Ghost of Former Mill Site. Die dunkle, gespenstische Gestalt von Miller Richard 'Dicky' Buss wurde an der Stelle seiner Windmühle gesehen, normalerweise vor einem Gewitter. Die Windmühle wurde durch einen Brand zerstört, nachdem sie 1939 vom Blitz getroffen worden war.
The Blacksmiths Arms, wo die drei Geister - eine Tudor-Magd, ein Kutscher und ein Kavalier - dort wohnen sollen. Es wurde zuvor The Specters Arms und The Ghosts Arms genannt.
Auf der Elvey Farm soll ein Phantomwanderer das Bauernhaus, heute ein Hotel, besuchen. Es gab auch Berichte über einen eindringlichen Geruch, den von brennendem Garn oder Wolle.

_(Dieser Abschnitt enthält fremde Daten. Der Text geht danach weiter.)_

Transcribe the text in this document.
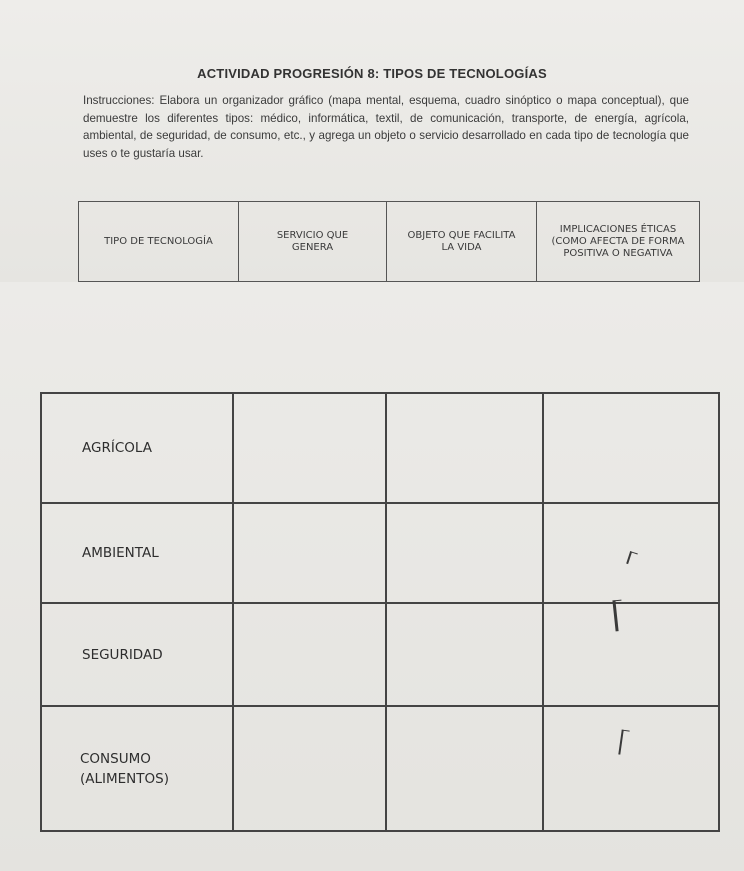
ACTIVIDAD PROGRESIÓN 8: TIPOS DE TECNOLOGÍAS
Instrucciones: Elabora un organizador gráfico (mapa mental, esquema, cuadro sinóptico o mapa conceptual), que demuestre los diferentes tipos: médico, informática, textil, de comunicación, transporte, de energía, agrícola, ambiental, de seguridad, de consumo, etc., y agrega un objeto o servicio desarrollado en cada tipo de tecnología que uses o te gustaría usar.
TIPO DE TECNOLOGÍA	SERVICIO QUE GENERA	OBJETO QUE FACILITA LA VIDA	IMPLICACIONES ÉTICAS (COMO AFECTA DE FORMA POSITIVA O NEGATIVA
AGRÍCOLA			
AMBIENTAL			
SEGURIDAD			
CONSUMO (ALIMENTOS)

Die Bewohner sind jedoch weit weniger besorgt über das Pro-Kopf-Verhältnis der Geister als vielmehr über die Zahl der Geisterjäger, die an Halloween auf der Suche nach dem Übernatürlichen durch das Dorf schleichen und sich witzlos erschrecken. Sie erklärten sogar, dass Halloween im Dorf abgesagt werden würde und baten die Polizei um Hilfe, um die Dutzende teuflischer Touristen zu vertreiben. Seien Sie also gewarnt, bevor Sie eine Reise in Betracht ziehen: Wenn die Geister Sie nicht erwischen, könnten die Einheimischen dies tun.
Sie können diesen unheimlich schönen Ort jedoch beiläufig besuchen, um die Exzellenz eines traditionellen Ortes zu spüren. Das Dorf, ca. 8 km von der nächsten Kreuzung der M20 Autobahnwird serviert von Pluckley Bahnhof, ca. 2 km südlich. Es liegt am Grünsandweg Fernwanderweg und liegt in der Nähe der Stour-Talwanderung.
Vor einigen Jahren, im Jahr 2008, machte sich eine mutige junge Reporterin von The Telegraph namens Francesca Hoyles auf den Weg, um dieses angeblich heimgesuchte Dorf zu untersuchen, und wagte es, dort einen vollen, gruseligen Tag und eine ganze Nacht zu verbringen. Ja, sie hat es wirklich getan. Sie fand das Dorf jedoch „viel zu hübsch, um erschreckt zu werden“ und sah weder Haut noch Haare des Paranormalen. Nach ihren Ermittlungen im Garden of England blieb sie am Leben und sagte: „Pluckley ist der Inbegriff eines traditionellen englischen Dorfes: hübsche Cottages, ein kleines Postamt, ein Metzger- und ein Pub (anscheinend auch heimgesucht) tummeln sich die Hauptstraße. Der Ort ist zeitlos und muss ihn als Drehort für The Darling Buds of May, der in den 1950er Jahren spielt, attraktiv gemacht haben. “
Als sie das Guinness-Buch der Rekorde kontaktierte, um zu überprüfen, ob Pluckley das am meisten heimgesuchte Dorf in England blieb, wurde ihr mitgeteilt, dass die Kategorie „ausgeruht“ war - was bedeutet, dass die Aufzeichnung nicht mehr überwacht wird.